Pianist Claudia Hoca makes a half century disappear

Every one of us experiences our own introduction to the aspects of our collective culture that shapes the way that we perceive and understand that culture. I attended my first classical music concert in 1961 while attending the now long-gone St. Stanislaus Parochial School on Buffalo’s East Side. Then, as now, the Buffalo Philharmonic Orchestra tried to engage a younger audience in the appreciation of classical music by bussing students from both city and suburban schools to weekday performances at Kleinhans Music Hall. Prior to attending this concert, my appreciation of the many joys of classical music was confined to the finale of Rossini’s William Tell Overture, due to its use as the theme music for the then popular Lone Ranger TV series.

Dim memories of that experience were brought into sharp focus upon a recent rediscovery of the program from that long ago event. A memory of a small, very young girl sitting in front of a very large piano pouring out an exciting performance of a strange new work sprang back to life.

Claudia Hoca was the amazingly precocious soloist in that long-ago BPO Youth Concert performance, and the work she played was Carl Maria von Weber’s Konzertstück for piano and orchestra. Her performance of what is, in effect, the composer’s third piano concerto was irresistible even to a young boy who knew virtually nothing about classical music. Hoca also performed the Konzertstück that year at the inaugural concert of the Cheektowaga Community Symphony Orchestra.

The CCSO, now under the leadership of conductor John Landis, who is in his 20th year as music director of the group, is currently celebrating its 50th anniversary season. The anniversary concert takes place this Sunday, March 6 at 3pm at Villa Maria College, and Claudia Hoca returns as the soloist in Weber’s Konzertstück, the very same work that she performed in the group’s inaugural concert, a half-century ago.

“I started studying piano with Allen Giles at UB when I was nine and a half,” says Hoca, “and I spent the summer of 1961 at Chautauqua, where I studied three nights a week with Ozan Marsh, the head of the piano department. While studying works by Franz Liszt, I discovered that Weber’s Konzertstück was a favorite of Liszt, who often played the work in his concerts.”
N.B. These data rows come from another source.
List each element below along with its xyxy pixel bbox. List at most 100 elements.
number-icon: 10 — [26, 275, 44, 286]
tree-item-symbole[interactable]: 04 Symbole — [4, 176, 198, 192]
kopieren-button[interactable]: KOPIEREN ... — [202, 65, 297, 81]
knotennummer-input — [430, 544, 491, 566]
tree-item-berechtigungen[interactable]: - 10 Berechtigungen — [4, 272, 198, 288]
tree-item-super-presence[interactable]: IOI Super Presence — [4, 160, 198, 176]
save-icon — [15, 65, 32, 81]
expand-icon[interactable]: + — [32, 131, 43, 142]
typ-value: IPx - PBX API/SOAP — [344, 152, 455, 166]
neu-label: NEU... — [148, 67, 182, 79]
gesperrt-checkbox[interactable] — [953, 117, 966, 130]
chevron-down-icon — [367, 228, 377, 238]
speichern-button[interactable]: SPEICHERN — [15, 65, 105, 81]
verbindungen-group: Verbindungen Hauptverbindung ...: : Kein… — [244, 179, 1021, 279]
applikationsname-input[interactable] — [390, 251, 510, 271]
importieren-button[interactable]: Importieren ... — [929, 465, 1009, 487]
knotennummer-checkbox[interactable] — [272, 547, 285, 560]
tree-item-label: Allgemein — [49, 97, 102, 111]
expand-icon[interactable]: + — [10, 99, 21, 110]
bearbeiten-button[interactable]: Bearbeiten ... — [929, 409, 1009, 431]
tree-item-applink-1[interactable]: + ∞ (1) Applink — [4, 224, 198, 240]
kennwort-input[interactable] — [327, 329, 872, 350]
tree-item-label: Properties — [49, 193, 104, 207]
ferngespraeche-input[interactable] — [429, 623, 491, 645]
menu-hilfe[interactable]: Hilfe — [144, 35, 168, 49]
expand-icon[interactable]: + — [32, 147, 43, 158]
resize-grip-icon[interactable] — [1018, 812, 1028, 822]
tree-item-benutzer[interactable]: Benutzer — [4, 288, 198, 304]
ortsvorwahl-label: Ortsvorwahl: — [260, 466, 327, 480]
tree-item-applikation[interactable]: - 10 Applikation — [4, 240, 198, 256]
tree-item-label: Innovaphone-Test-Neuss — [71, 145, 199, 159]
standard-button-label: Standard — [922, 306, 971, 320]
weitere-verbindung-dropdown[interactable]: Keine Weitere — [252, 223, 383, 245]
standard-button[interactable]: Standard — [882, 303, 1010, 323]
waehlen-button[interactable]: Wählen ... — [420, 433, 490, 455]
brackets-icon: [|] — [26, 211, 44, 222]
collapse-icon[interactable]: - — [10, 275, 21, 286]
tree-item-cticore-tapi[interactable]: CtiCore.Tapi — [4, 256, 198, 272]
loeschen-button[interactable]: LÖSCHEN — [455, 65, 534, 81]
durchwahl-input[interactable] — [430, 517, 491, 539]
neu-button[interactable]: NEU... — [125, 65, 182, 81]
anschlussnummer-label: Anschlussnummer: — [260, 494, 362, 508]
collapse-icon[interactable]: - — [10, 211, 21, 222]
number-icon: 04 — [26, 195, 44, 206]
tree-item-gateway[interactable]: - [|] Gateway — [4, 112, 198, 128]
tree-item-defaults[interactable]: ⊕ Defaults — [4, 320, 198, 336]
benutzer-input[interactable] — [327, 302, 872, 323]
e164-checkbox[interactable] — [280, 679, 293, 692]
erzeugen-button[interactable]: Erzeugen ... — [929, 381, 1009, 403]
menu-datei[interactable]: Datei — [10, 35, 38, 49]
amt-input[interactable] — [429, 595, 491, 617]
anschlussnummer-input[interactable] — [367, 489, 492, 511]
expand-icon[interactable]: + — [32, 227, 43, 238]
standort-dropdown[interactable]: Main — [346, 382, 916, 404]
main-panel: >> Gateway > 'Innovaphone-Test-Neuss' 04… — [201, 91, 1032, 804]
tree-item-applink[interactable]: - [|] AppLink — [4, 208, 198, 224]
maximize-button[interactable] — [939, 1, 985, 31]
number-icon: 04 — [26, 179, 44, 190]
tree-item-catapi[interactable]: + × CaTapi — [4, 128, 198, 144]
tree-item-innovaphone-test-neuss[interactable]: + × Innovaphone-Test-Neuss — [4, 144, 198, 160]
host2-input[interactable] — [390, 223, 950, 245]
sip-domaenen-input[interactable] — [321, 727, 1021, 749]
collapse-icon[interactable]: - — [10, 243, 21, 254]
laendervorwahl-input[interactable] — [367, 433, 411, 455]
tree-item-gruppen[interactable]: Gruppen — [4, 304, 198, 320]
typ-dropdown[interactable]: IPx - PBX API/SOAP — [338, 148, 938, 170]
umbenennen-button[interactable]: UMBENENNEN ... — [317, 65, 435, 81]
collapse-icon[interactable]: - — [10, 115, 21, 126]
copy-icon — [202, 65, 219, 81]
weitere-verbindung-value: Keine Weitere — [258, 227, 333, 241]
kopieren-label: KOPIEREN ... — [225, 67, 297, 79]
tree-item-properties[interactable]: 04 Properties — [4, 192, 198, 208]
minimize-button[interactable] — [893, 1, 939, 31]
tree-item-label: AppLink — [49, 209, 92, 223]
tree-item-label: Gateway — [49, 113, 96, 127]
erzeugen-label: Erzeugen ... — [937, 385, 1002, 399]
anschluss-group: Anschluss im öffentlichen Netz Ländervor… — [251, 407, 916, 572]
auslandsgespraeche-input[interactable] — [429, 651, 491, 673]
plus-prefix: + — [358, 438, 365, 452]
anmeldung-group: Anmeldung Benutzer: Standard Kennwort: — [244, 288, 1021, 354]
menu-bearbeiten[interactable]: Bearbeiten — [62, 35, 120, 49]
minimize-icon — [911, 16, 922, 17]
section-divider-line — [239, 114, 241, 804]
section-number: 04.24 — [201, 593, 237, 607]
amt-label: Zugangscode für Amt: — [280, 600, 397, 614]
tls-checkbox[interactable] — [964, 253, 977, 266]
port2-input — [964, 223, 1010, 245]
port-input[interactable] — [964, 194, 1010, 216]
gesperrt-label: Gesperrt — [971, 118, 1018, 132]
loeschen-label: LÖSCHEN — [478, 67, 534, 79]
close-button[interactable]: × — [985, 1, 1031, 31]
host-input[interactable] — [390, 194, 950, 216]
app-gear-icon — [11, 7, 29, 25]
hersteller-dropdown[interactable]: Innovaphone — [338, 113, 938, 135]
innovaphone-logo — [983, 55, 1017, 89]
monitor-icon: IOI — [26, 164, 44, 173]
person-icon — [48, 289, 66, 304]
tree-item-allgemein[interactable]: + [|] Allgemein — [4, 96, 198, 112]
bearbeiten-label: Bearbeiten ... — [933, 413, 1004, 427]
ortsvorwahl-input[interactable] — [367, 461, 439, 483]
Weber’s Konzertstück, a one-movement concerto in several contrasting sections, established a new model for the concerto, later used by Liszt and many other composers. “After I heard the Konzertstück—I loved all those octaves!—I just had to play it,” Hoca recalls. “I begged my teacher Allen Giles to let me learn it. Giles was a friend of Robert Mols, the founding conductor of the Cheektowaga Symphony, and he invited me to play the Konzertstück at the orchestra’s inaugural concert in the fall of 1961.”

Hoca went on to play with Leonard Bernstein and the New York Philharmonic in 1963, and to graduate from the prestigious Curtis Institute of Music in Philadelphia, where her teachers included the legendary pianist Mieczyslaw Horszowski. Later she earned a master’s degree at UB under Leo Smit, receiving top prizes along the way in the Chopin Young Pianist Competition and the Washington International Bach Competition. In the course of her distinguished career as a performer, she has appeared as a soloist with the New York Philharmonic, the Philadelphia Orchestra, the Boston Pops, and the Philharmonia Virtuosi of New York. Hoca has also played more than twenty different concertos with the Buffalo Philharmonic under the batons of Semyon Bychkov, Christopher Keene, Kazuyoshi Akigama, Hermann Michael, Carlos Kalmar, and Maximiano Valdes.

Besides performing the Konzertstück, a challenging enough work for any virtuoso pianist to perform by itself in concert and a work that she has not played in public since she was 12 years old, Hoca will be the soloist in the Symphonic Variations by Cesar Franck. Liszt’s best known tone poem, Les préludes, and Sibelius’s rousing Finlandia are also on the program.

All CCSO concerts are free and open to the public. Free will offerings are accepted at each concert to help support the orchestra, and donations are always welcome. For more information, visit www.cheektowagasymphony.com.

Culture in Cinema Series Features Rare Ballet

The Culture in Cinema Series continues at the Amherst Theatre this Sunday, March 6 at 11am, with a live simulcast performance from the Bolshoi Ballet in Moscow. Any balletomane who was lucky enough to catch the Bolshoi’s live simulcast of Giselle this past January will not want to miss this Sunday’s simulcast of the classic 19th-century Russian ballet Don Quixote. While performances of the popular ballets of Tchaikovsky and Prokofiev are fairly easy to find, a performance of Ludwig Minkus’s Don Quixote outside of Russia is a rarity. Originally created for the Bolshoi by Marius Pepita in 1869, the stunning production features prima ballerina Natalia Osipova in the dual roles of Kitri and Dulcinea.